Les médias occidentaux ont fait une demande cohérente d’Israël: permettre aux journalistes étrangers de Gaza, ce que le gouvernement israélien a refusé de faire depuis octobre 2023, à l’exception de quelques cas où les journalistes sont entrés sur le territoire alors qu’il était ancré avec des troupes israéliennes. C’est une campagne admirable pour les organisations de presse, mais elle a également été formulée de manière problématique. Certains points de vente occidentaux et journalistes semblent penser que seuls les journalistes étrangers peuvent fournir une couverture d’information complète et impartiale à Gaza.

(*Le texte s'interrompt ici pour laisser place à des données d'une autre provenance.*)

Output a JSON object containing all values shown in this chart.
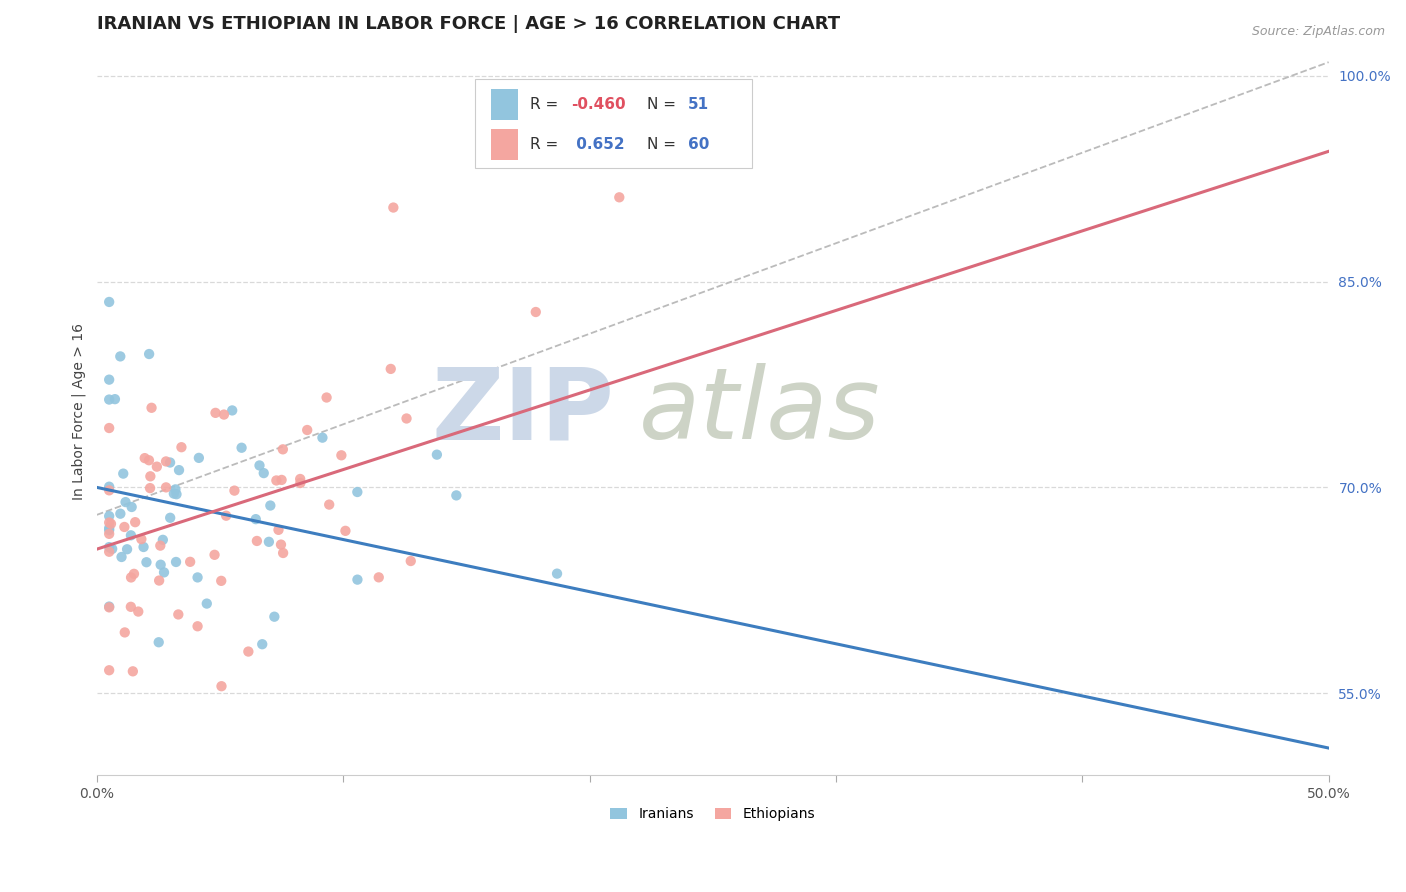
{
  "title": "IRANIAN VS ETHIOPIAN IN LABOR FORCE | AGE > 16 CORRELATION CHART",
  "source": "Source: ZipAtlas.com",
  "ylabel": "In Labor Force | Age > 16",
  "xlim": [
    0.0,
    0.5
  ],
  "ylim": [
    0.49,
    1.02
  ],
  "xtick_positions": [
    0.0,
    0.1,
    0.2,
    0.3,
    0.4,
    0.5
  ],
  "xticklabels_shown": {
    "0.0": "0.0%",
    "0.5": "50.0%"
  },
  "ytick_positions": [
    0.55,
    0.7,
    0.85,
    1.0
  ],
  "yticklabels": [
    "55.0%",
    "70.0%",
    "85.0%",
    "100.0%"
  ],
  "iranian_scatter_color": "#92c5de",
  "ethiopian_scatter_color": "#f4a6a0",
  "iranian_line_color": "#3d7dbf",
  "ethiopian_line_color": "#d9697a",
  "R_iranian": -0.46,
  "N_iranian": 51,
  "R_ethiopian": 0.652,
  "N_ethiopian": 60,
  "iran_line_x0": 0.0,
  "iran_line_y0": 0.7,
  "iran_line_x1": 0.5,
  "iran_line_y1": 0.51,
  "ethi_line_x0": 0.0,
  "ethi_line_y0": 0.655,
  "ethi_line_x1": 0.5,
  "ethi_line_y1": 0.945,
  "dash_line_x0": 0.0,
  "dash_line_y0": 0.68,
  "dash_line_x1": 0.5,
  "dash_line_y1": 1.01,
  "background_color": "#ffffff",
  "grid_color": "#d9d9d9",
  "title_fontsize": 13,
  "tick_fontsize": 10,
  "watermark_zip_color": "#ccd8e8",
  "watermark_atlas_color": "#c8cfc0"
}
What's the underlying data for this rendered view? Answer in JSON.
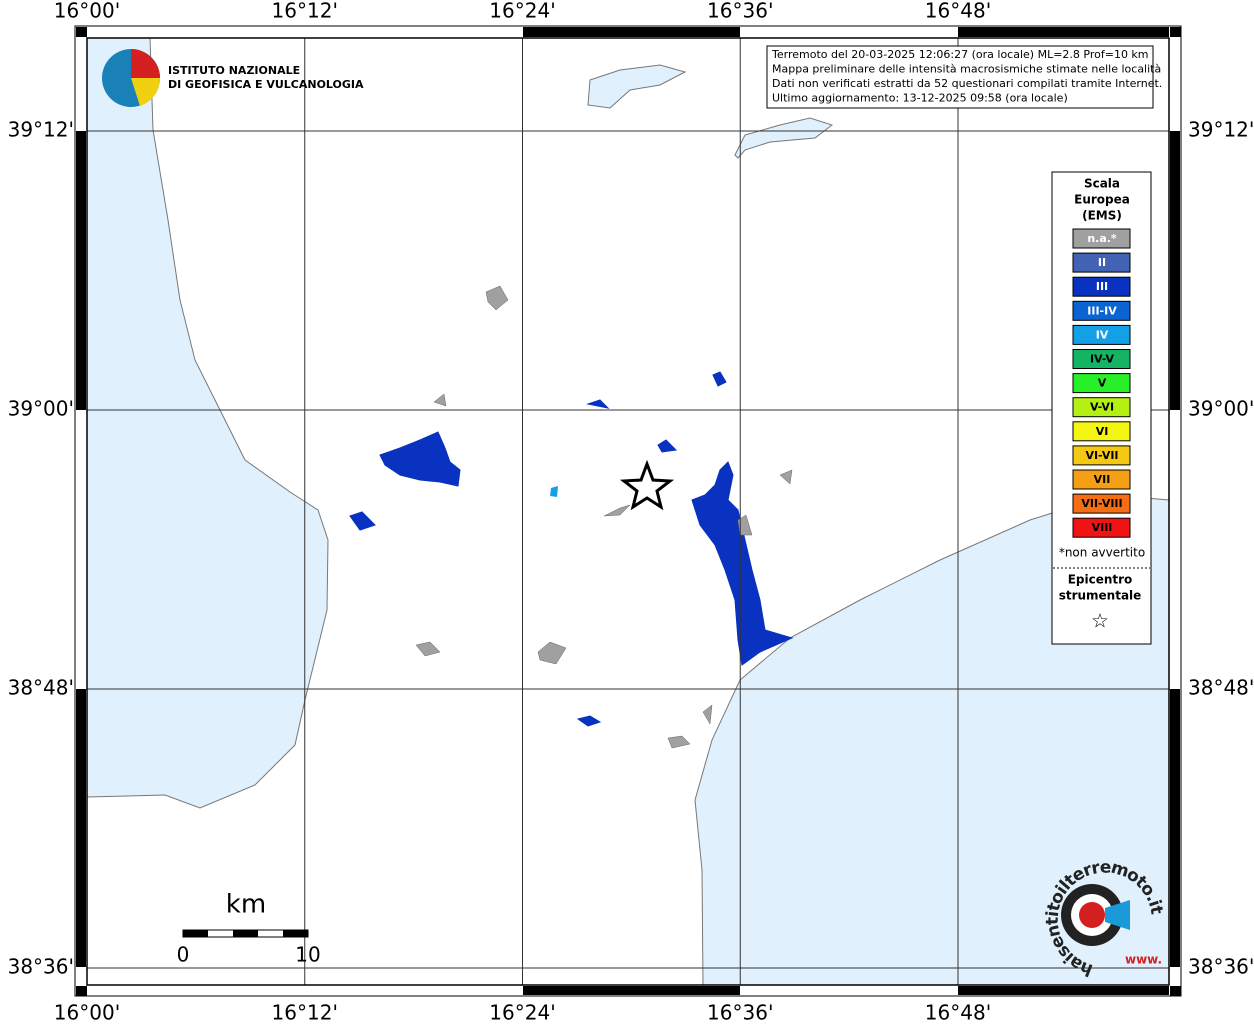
{
  "header": {
    "institute": [
      "ISTITUTO NAZIONALE",
      "DI GEOFISICA E VULCANOLOGIA"
    ]
  },
  "info": [
    "Terremoto del 20-03-2025 12:06:27 (ora locale) ML=2.8 Prof=10 km",
    "Mappa preliminare delle intensità macrosismiche stimate nelle località",
    "Dati non verificati estratti da 52 questionari compilati tramite Internet.",
    "Ultimo aggiornamento: 13-12-2025 09:58 (ora locale)"
  ],
  "lon_labels": [
    "16°00'",
    "16°12'",
    "16°24'",
    "16°36'",
    "16°48'"
  ],
  "lat_labels": [
    "39°12'",
    "39°00'",
    "38°48'",
    "38°36'"
  ],
  "legend": {
    "title": [
      "Scala",
      "Europea",
      "(EMS)"
    ],
    "items": [
      {
        "label": "n.a.*",
        "color": "#a0a0a0",
        "text": "#ffffff"
      },
      {
        "label": "II",
        "color": "#4262b4",
        "text": "#ffffff"
      },
      {
        "label": "III",
        "color": "#0a32c0",
        "text": "#ffffff"
      },
      {
        "label": "III-IV",
        "color": "#0a64d2",
        "text": "#ffffff"
      },
      {
        "label": "IV",
        "color": "#14a0e6",
        "text": "#ffffff"
      },
      {
        "label": "IV-V",
        "color": "#14b464",
        "text": "#000000"
      },
      {
        "label": "V",
        "color": "#28f028",
        "text": "#000000"
      },
      {
        "label": "V-VI",
        "color": "#b4f014",
        "text": "#000000"
      },
      {
        "label": "VI",
        "color": "#f5f514",
        "text": "#000000"
      },
      {
        "label": "VI-VII",
        "color": "#f5c814",
        "text": "#000000"
      },
      {
        "label": "VII",
        "color": "#f5a014",
        "text": "#000000"
      },
      {
        "label": "VII-VIII",
        "color": "#f56e14",
        "text": "#000000"
      },
      {
        "label": "VIII",
        "color": "#f01414",
        "text": "#000000"
      }
    ],
    "note": "*non avvertito",
    "epicenter": [
      "Epicentro",
      "strumentale"
    ],
    "symbol": "☆"
  },
  "scale": {
    "unit": "km",
    "ticks": [
      "0",
      "10"
    ]
  },
  "brand": {
    "ring": "haisentitoilterremoto.it",
    "www": "www."
  }
}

Un journaliste de longue date de la BBC, John Simpson, a récemment fait écho à cet argument, écrivant sur X: «Le monde a besoin de rapports de témoins oculaires honnêtes et impartiaux pour aider les gens à se décider sur les principaux problèmes de notre temps. Cela a jusqu’à présent été impossible à Gaza.»
C’est du laveur, et cela renforce les pires traditions coloniales des médias hérités, qui considèrent les journalistes occidentaux (souvent des blancs) comme les seuls arbitres de la vérité. Ce débat me rappelle le scoop d’Evelyn Waugh, dans lequel le romancier britannique a sans pitié les correspondants étrangers et le journalisme sensationnaliste dans les années 1930. Malheureusement, la satire de Waugh résonne encore aujourd’hui.
L’un des principaux problèmes de cette conception des journalistes occidentaux en tant que médiateurs ultimes des reportages impartiaux est qu’il déprécie le professionnalisme et le courage de centaines de journalistes palestiniens, dont beaucoup ont donné leur vie couvrant l’agression israélienne contre Gaza. L’ironie, bien sûr, est qu’une fois que les journalistes étrangers sont autorisés à entrer dans Gaza, la plupart d’entre eux s’appuieront fortement sur des journalistes palestiniens, des traducteurs et d’autres «fixateurs» qui font souvent le poids des correspondants occidentaux.
C’est un secret de la couverture étrangère dans une grande partie des médias occidentaux hérités: il est construit sur le travail invisible et largement non crédité des journalistes et fixateurs locaux. Sans reporters étrangers autorisés à Gaza, des journalistes palestiniens comme Anas al-Sharif ont pu raconter directement leur propre histoire du monde. Et Israël les tue méthodiquement pour cela, tandis que beaucoup de leurs collègues occidentaux et institutions journalistiques internationales restent honteusement silencieuses.